Tout en parlant, il prit son visage en coupe. Les yeux toujours brillant d'angoisse, Holy frotta ses joues contres ses paumes, cherchant le contact. Adrian colla leurs fronts l'un contre l'autre, traçant des cercles aériens sur sa peau délicate du bout de son pouce.

— Je t'aime parce que t'es une personne incroyable, Holy Hell. Parce que t'es quelqu'un de si doux, gentil, mais en même temps si fougueux. Je t'aime parce que t'es magnifique, la plus belle personne que j'ai jamais rencontrée... Je t'aime parce que je suis tellement bien avec toi, parce que tu me rends heureux. Je t'aime pour tout ce que tu es et non parce que tu m'as envoûté avec tes pouvoirs de dhampire. Je t'aime, tu m'entends ? Je t'aime.

Il l'embrassa, puis le serra fort contre lui, avant de l'embrasser à nouveau, encore et encore.

— Je t'aime aussi, mon loup, finit par chuchoter Holy contre sa bouche. Pardon d'avoir douté...

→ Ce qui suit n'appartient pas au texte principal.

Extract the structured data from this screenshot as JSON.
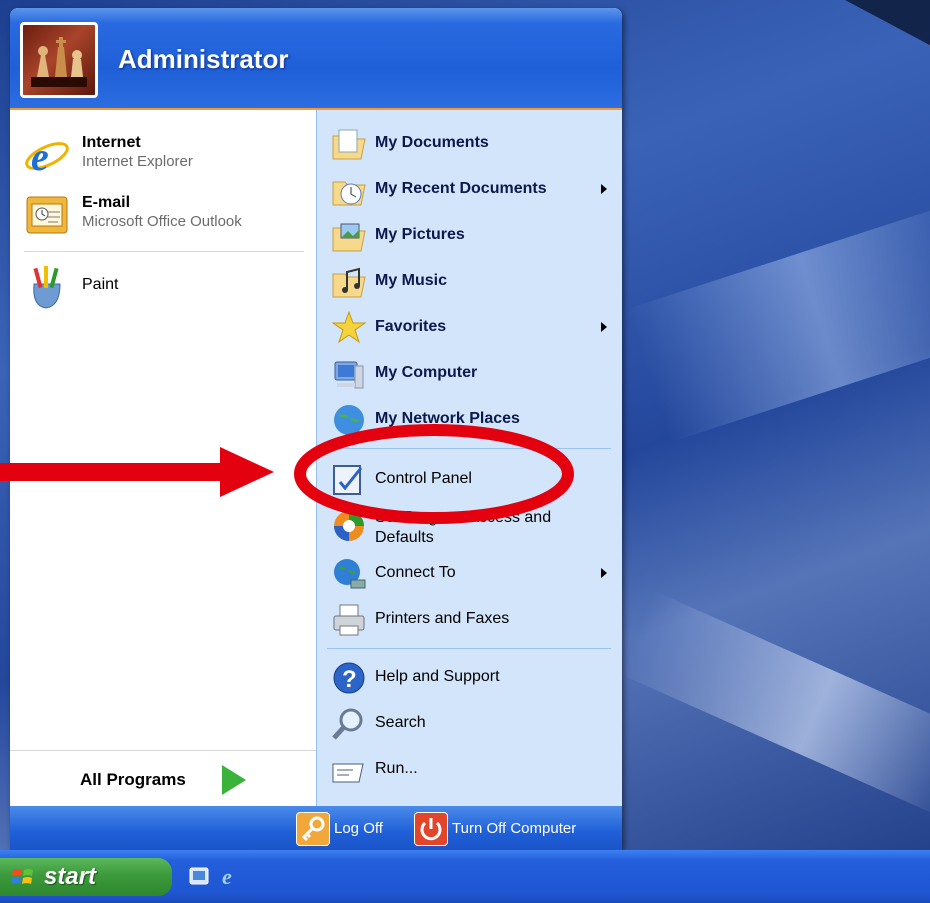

Ils passèrent la nuit, tendrement entrelacés à se chuchoter des mots d'amour entre deux baisers et étreintes. Puis le reste du week-end, ils flânèrent à travers la ville, main dans la main, à se sourire niaisement et s'extasier sur tout et n'importe quoi. Adrian était au paradis.

Il aurait dû se douter que tout ce bonheur était beaucoup trop beau pour durer.

Que tout finirait par éclater en mille morceaux.